La plaza de toros de Valencia fe marco de la apertura del I Certamen de Escuelas Taurinas en la modalidad de clases prácticas. Una iniciativa más que plausible de la Diputación de Valencia, la Escuela de Tauromaquia de Valencia y la empresa Simón Casas, que es la que en definitiva soporta el coste económico de ofrecer estos tres festejos. Toda una bocanada de aire fresco el poder presenciar estos espectáculos de promoción, que permiten ver las evoluciones de hasta dieciocho aspirantes llegados de escuelas taurinas de España, Francia, y Portugal. Además, con entrada gratuita para el todo el que quiera presenciar los festejos. Basta con ir a las taquillas, y a uno le dan las entradas que desea y encima gratis. Qué más se puede pedir. Y encima, con posibilidad para que lo más pequeños, como ese joven aficionado llamado Enrique Mesa Rubio de Ruzafa, puedan ir por primera vez a una plaza de toros.
La plaza registro una más que aceptable asistencia de público, y el festejo se desarrolló con absoluta normalidad. Con tanta seriedad como respeto, y además ofreció momentos de mucho interés.

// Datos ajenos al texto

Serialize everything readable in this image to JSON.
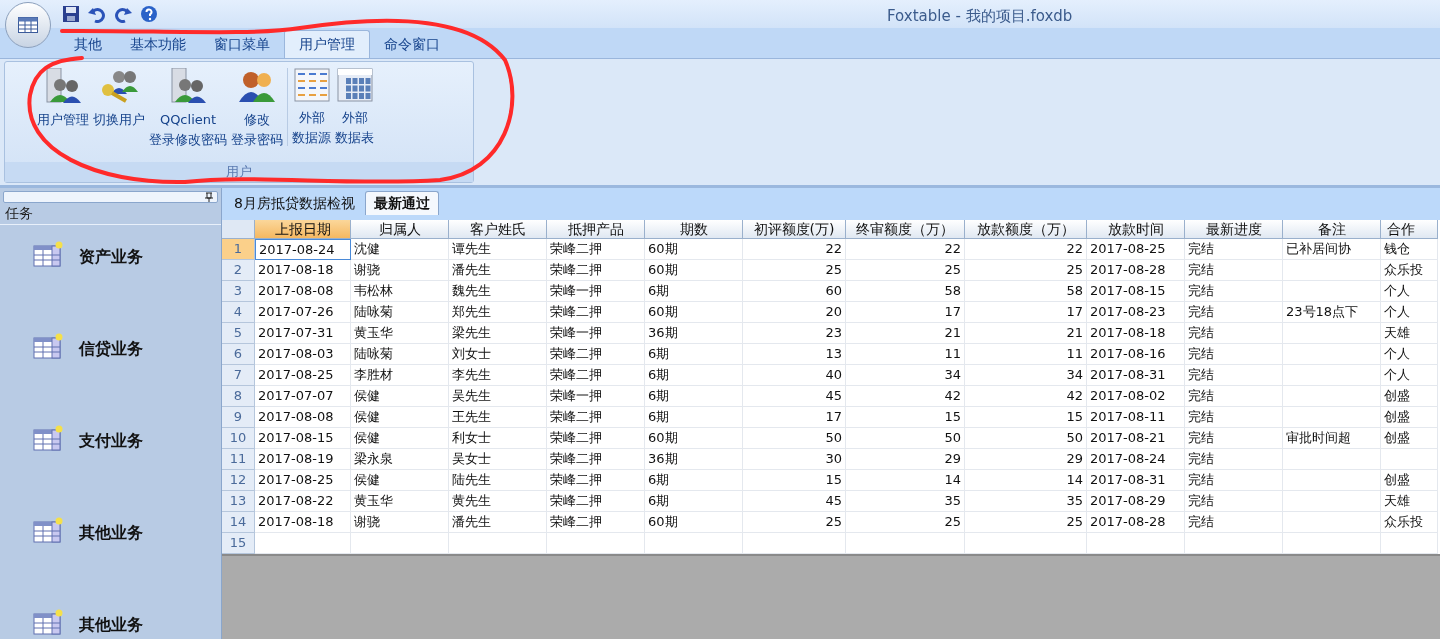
{
  "title_bar": {
    "title": "Foxtable - 我的项目.foxdb"
  },
  "ribbon": {
    "tabs": [
      {
        "label": "其他",
        "selected": false
      },
      {
        "label": "基本功能",
        "selected": false
      },
      {
        "label": "窗口菜单",
        "selected": false
      },
      {
        "label": "用户管理",
        "selected": true
      },
      {
        "label": "命令窗口",
        "selected": false
      }
    ],
    "group": {
      "label": "用户",
      "buttons": [
        {
          "kind": "users",
          "lines": [
            "用户管理"
          ],
          "separator_before": false
        },
        {
          "kind": "key",
          "lines": [
            "切换用户"
          ],
          "separator_before": false
        },
        {
          "kind": "users",
          "lines": [
            "QQclient",
            "登录修改密码"
          ],
          "separator_before": false
        },
        {
          "kind": "people",
          "lines": [
            "修改",
            "登录密码"
          ],
          "separator_before": false
        },
        {
          "kind": "grid",
          "lines": [
            "外部",
            "数据源"
          ],
          "separator_before": true
        },
        {
          "kind": "table",
          "lines": [
            "外部",
            "数据表"
          ],
          "separator_before": false
        }
      ]
    }
  },
  "sidebar": {
    "title": "任务",
    "items": [
      "资产业务",
      "信贷业务",
      "支付业务",
      "其他业务",
      "其他业务"
    ]
  },
  "doc_tabs": [
    {
      "label": "8月房抵贷数据检视",
      "selected": false
    },
    {
      "label": "最新通过",
      "selected": true
    }
  ],
  "table": {
    "columns": [
      {
        "label": "上报日期",
        "kind": "text",
        "selected": true
      },
      {
        "label": "归属人",
        "kind": "text",
        "selected": false
      },
      {
        "label": "客户姓氏",
        "kind": "text",
        "selected": false
      },
      {
        "label": "抵押产品",
        "kind": "text",
        "selected": false
      },
      {
        "label": "期数",
        "kind": "text",
        "selected": false
      },
      {
        "label": "初评额度(万)",
        "kind": "number",
        "selected": false
      },
      {
        "label": "终审额度（万）",
        "kind": "number",
        "selected": false
      },
      {
        "label": "放款额度（万）",
        "kind": "number",
        "selected": false
      },
      {
        "label": "放款时间",
        "kind": "text",
        "selected": false
      },
      {
        "label": "最新进度",
        "kind": "text",
        "selected": false
      },
      {
        "label": "备注",
        "kind": "text",
        "selected": false
      },
      {
        "label": "合作",
        "kind": "text",
        "selected": false
      }
    ],
    "rows": [
      {
        "number": "1",
        "selected": true,
        "cells": [
          "2017-08-24",
          "沈健",
          "谭先生",
          "荣峰二押",
          "60期",
          "22",
          "22",
          "22",
          "2017-08-25",
          "完结",
          "已补居间协",
          "钱仓"
        ]
      },
      {
        "number": "2",
        "selected": false,
        "cells": [
          "2017-08-18",
          "谢骁",
          "潘先生",
          "荣峰二押",
          "60期",
          "25",
          "25",
          "25",
          "2017-08-28",
          "完结",
          "",
          "众乐投"
        ]
      },
      {
        "number": "3",
        "selected": false,
        "cells": [
          "2017-08-08",
          "韦松林",
          "魏先生",
          "荣峰一押",
          "6期",
          "60",
          "58",
          "58",
          "2017-08-15",
          "完结",
          "",
          "个人"
        ]
      },
      {
        "number": "4",
        "selected": false,
        "cells": [
          "2017-07-26",
          "陆咏菊",
          "郑先生",
          "荣峰二押",
          "60期",
          "20",
          "17",
          "17",
          "2017-08-23",
          "完结",
          "23号18点下",
          "个人"
        ]
      },
      {
        "number": "5",
        "selected": false,
        "cells": [
          "2017-07-31",
          "黄玉华",
          "梁先生",
          "荣峰一押",
          "36期",
          "23",
          "21",
          "21",
          "2017-08-18",
          "完结",
          "",
          "天雄"
        ]
      },
      {
        "number": "6",
        "selected": false,
        "cells": [
          "2017-08-03",
          "陆咏菊",
          "刘女士",
          "荣峰二押",
          "6期",
          "13",
          "11",
          "11",
          "2017-08-16",
          "完结",
          "",
          "个人"
        ]
      },
      {
        "number": "7",
        "selected": false,
        "cells": [
          "2017-08-25",
          "李胜材",
          "李先生",
          "荣峰二押",
          "6期",
          "40",
          "34",
          "34",
          "2017-08-31",
          "完结",
          "",
          "个人"
        ]
      },
      {
        "number": "8",
        "selected": false,
        "cells": [
          "2017-07-07",
          "侯健",
          "吴先生",
          "荣峰一押",
          "6期",
          "45",
          "42",
          "42",
          "2017-08-02",
          "完结",
          "",
          "创盛"
        ]
      },
      {
        "number": "9",
        "selected": false,
        "cells": [
          "2017-08-08",
          "侯健",
          "王先生",
          "荣峰二押",
          "6期",
          "17",
          "15",
          "15",
          "2017-08-11",
          "完结",
          "",
          "创盛"
        ]
      },
      {
        "number": "10",
        "selected": false,
        "cells": [
          "2017-08-15",
          "侯健",
          "利女士",
          "荣峰二押",
          "60期",
          "50",
          "50",
          "50",
          "2017-08-21",
          "完结",
          "审批时间超",
          "创盛"
        ]
      },
      {
        "number": "11",
        "selected": false,
        "cells": [
          "2017-08-19",
          "梁永泉",
          "吴女士",
          "荣峰二押",
          "36期",
          "30",
          "29",
          "29",
          "2017-08-24",
          "完结",
          "",
          ""
        ]
      },
      {
        "number": "12",
        "selected": false,
        "cells": [
          "2017-08-25",
          "侯健",
          "陆先生",
          "荣峰二押",
          "6期",
          "15",
          "14",
          "14",
          "2017-08-31",
          "完结",
          "",
          "创盛"
        ]
      },
      {
        "number": "13",
        "selected": false,
        "cells": [
          "2017-08-22",
          "黄玉华",
          "黄先生",
          "荣峰二押",
          "6期",
          "45",
          "35",
          "35",
          "2017-08-29",
          "完结",
          "",
          "天雄"
        ]
      },
      {
        "number": "14",
        "selected": false,
        "cells": [
          "2017-08-18",
          "谢骁",
          "潘先生",
          "荣峰二押",
          "60期",
          "25",
          "25",
          "25",
          "2017-08-28",
          "完结",
          "",
          "众乐投"
        ]
      },
      {
        "number": "15",
        "selected": false,
        "cells": [
          "",
          "",
          "",
          "",
          "",
          "",
          "",
          "",
          "",
          "",
          "",
          ""
        ]
      }
    ]
  }
}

El encierro de La Palmosilla dio un juego algo desigual aunque en general sirvió. El primero, bien presentado, resultó noble aunque algo blando. Muy cuajado el segundo, que apretó en banderillas aunque luego fue a menos. No terminó de descolgar debido al enorme volumen que tenía. Con movilidad del tercero, tuvo sus teclas el cuarto, que se lo pensó más de la cuenta. El castaño quinto desarrolló sentido y tuvo mucho que torear. Y el burraco sexto transmitió y repitió una enormidad.
Pedro José Aguilar, de la escuela de Málaga, se mostró enterado y con oficio. Manejó el capote con templanza y son y con la muleta puso de manifiesto quietud, oficio y conocimiento de la profesión, aunque no terminó de acoplarse con la mano izquierda. Mató de una estocada corta tendida.
Juan José Villa Villita, de la escuela de tauromaquia de Madrid, anduvo lucido con los palos y se le vio suelto, solvente y muy puesto con la muleta.
El castellonense Héctor Edo hizo gala de un aire bullidor, afanoso y voluntarioso durante en los tres tercios durante toda su actuación, aunque acabó matando de forma defectuosa.
Guillermo García, de la escuela de Madrid, banderilleó de forma desigual y se mostró cumplidor en una labor que no tomó vuelo.
El mexicano Rodrigo Ortiz, de la escuela de Valencia, destacó por su vibración en el manejo del capote y su espectacularidad en banderillas. No terminó de acoplarse con la muleta ante un novillo exigente al que mató con dificultad.
Y el catalán Manuel de Reyes, de la escuela Nimes-Barcelona, aprovechó la excelente condición del cierraplaza para exhibir compostura y un excelente concepto. Manejó los aceros con contundencia y paseó dos orejas envuelto en una seneyra, reivindicando la fiesta en su comunidad.